When the Net Positive Suction Head (NPSHa) is less than the required suction head. When the NPSHr exceeds the NPSHa, cavitation will occur.
There are several solutions for this.
- Decrease the vapor pressure by lowering the fluid's temperature.
- Increase the amount of NPSHa by increasing level or raising the pressure in the tank or vessel.
- Minimize pressure drop from the tank, vessel or equipment to the suction of the pump.
- Unnecessary fittings, long distances and piping conditions should be examined.

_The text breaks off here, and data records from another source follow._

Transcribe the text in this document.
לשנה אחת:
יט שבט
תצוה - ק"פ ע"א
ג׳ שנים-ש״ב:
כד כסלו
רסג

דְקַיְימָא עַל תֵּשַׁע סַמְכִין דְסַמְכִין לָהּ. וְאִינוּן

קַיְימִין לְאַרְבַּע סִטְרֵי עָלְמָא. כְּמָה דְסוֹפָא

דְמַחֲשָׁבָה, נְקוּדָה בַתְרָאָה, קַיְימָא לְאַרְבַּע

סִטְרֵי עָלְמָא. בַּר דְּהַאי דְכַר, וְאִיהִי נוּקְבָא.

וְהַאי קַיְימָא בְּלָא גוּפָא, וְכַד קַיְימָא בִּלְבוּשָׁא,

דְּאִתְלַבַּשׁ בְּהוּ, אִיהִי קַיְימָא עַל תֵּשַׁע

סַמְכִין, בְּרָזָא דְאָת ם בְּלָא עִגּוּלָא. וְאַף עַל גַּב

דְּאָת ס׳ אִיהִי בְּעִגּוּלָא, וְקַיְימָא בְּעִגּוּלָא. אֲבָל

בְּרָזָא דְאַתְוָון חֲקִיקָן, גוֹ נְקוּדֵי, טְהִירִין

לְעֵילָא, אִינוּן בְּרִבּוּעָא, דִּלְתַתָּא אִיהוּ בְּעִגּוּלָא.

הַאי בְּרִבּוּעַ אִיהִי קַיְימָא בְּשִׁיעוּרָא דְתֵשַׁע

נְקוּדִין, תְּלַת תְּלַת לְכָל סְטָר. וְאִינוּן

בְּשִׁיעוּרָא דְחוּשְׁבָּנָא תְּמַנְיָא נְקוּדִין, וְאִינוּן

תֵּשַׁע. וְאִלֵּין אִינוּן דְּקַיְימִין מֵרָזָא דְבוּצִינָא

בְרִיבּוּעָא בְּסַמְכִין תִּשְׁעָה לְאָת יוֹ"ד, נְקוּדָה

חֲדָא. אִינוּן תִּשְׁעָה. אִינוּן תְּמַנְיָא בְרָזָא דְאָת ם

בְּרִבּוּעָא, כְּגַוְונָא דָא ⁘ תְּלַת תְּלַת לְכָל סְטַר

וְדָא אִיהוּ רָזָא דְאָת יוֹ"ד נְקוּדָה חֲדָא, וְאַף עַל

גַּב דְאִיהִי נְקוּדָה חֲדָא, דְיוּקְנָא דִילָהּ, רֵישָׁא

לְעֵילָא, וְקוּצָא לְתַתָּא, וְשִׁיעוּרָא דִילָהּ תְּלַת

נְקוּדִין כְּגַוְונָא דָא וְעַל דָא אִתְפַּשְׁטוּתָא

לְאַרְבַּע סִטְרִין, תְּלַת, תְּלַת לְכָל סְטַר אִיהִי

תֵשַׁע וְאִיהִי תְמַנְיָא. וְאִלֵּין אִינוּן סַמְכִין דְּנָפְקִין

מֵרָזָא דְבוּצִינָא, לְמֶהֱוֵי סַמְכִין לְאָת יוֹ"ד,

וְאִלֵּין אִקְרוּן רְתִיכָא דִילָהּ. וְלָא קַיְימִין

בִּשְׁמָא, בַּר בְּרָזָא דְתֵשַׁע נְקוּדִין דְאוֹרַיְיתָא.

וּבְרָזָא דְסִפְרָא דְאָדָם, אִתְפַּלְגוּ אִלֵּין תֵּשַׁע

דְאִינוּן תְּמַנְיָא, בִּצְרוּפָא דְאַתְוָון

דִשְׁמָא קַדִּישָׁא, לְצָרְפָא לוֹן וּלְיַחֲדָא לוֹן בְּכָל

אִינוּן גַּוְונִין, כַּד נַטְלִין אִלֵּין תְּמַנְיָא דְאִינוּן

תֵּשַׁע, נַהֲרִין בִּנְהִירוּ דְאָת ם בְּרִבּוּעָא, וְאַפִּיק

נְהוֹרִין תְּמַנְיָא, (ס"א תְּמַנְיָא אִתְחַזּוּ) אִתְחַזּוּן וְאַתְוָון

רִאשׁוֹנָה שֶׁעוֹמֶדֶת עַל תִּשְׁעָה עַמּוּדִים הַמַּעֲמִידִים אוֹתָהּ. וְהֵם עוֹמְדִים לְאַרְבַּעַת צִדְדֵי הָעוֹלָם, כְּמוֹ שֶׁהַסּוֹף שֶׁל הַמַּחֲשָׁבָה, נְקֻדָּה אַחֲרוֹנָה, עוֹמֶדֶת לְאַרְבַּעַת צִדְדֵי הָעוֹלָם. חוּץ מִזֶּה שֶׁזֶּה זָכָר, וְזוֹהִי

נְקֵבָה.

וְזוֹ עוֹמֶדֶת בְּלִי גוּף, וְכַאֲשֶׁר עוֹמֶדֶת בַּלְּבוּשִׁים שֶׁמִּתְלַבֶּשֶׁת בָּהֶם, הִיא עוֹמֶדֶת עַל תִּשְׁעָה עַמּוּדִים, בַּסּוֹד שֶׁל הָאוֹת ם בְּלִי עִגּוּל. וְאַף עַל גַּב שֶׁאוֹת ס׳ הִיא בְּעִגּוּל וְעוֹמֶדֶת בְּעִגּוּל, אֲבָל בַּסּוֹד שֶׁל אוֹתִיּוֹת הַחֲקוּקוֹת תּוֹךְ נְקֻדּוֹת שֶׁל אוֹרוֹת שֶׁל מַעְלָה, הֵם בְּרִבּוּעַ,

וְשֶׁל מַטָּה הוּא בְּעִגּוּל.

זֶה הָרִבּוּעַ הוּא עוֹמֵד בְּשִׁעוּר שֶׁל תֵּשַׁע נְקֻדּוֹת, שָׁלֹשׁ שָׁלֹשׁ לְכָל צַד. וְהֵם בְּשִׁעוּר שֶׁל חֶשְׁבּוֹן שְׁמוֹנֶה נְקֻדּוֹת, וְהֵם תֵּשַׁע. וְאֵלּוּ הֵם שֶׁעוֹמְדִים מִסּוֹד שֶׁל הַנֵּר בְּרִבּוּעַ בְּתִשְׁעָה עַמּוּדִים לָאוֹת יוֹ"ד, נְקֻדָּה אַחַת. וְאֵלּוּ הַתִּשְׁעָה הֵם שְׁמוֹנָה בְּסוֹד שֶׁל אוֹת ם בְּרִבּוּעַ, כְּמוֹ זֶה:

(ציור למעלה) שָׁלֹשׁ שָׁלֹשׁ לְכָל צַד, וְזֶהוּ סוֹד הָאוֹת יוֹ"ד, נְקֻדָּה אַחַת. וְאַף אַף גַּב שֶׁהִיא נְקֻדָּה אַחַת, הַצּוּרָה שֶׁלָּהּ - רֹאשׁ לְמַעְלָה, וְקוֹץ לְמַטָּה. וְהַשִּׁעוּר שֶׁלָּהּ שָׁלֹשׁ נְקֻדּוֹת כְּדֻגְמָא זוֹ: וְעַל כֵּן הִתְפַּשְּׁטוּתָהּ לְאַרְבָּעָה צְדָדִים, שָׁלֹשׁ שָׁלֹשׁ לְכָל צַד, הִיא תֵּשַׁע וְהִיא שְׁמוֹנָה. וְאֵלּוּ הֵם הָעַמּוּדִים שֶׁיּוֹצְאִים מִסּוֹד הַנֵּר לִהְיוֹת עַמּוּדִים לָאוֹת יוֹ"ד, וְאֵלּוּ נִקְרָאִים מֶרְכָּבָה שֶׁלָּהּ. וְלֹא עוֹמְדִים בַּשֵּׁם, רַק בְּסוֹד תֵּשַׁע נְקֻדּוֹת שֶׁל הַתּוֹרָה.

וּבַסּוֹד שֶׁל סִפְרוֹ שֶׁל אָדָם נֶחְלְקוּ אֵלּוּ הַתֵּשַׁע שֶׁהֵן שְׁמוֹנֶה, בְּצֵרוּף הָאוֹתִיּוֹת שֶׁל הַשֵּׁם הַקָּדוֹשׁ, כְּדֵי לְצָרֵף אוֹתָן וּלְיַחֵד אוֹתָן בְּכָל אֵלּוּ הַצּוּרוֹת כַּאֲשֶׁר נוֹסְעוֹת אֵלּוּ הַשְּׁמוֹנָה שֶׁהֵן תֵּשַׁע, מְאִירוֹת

- Decrease the NPSHr by changing the characteristics of the pump.
Gas in the Lines
If there is entrained gas or bubbles in the line, vapor bubbles can collapse on themselves as the pressure rises and cause cavitation.
This can be solved by adapting the process to minimize the amount of entrained gas.
Effects in a Pump
Noise, excessive vibration, mechanical damage to the impeller. Cavitation sounds like gravel or marbles running through the pipe or the pump.
The sound is actually tiny air bubbles forming and imploding on themselves rapidly. The implosion of the air bubbles collapses with so much force that it takes a bit of the component's material while its up against a pump wall or on the seat of a valve. An example of cavitation corrosion is shown below. The pump impeller (and casing) both exhibit signs of cavitation. Note that it looks like it was struck with a ball peen hammer or small ball bearings at the rusted portion of the photos.
Cavitation also causes increased forces on the components of the pump which can cause bearing failure or mechanical seal failure. Once the bearing fails, catastrophic shaft failure is close behind.
Decrease in capacity of the pump. Because vapor bubbles take more volume than liquid, increased bubbles will displace the liquid being pumped and cause the pump to reduce its capacity.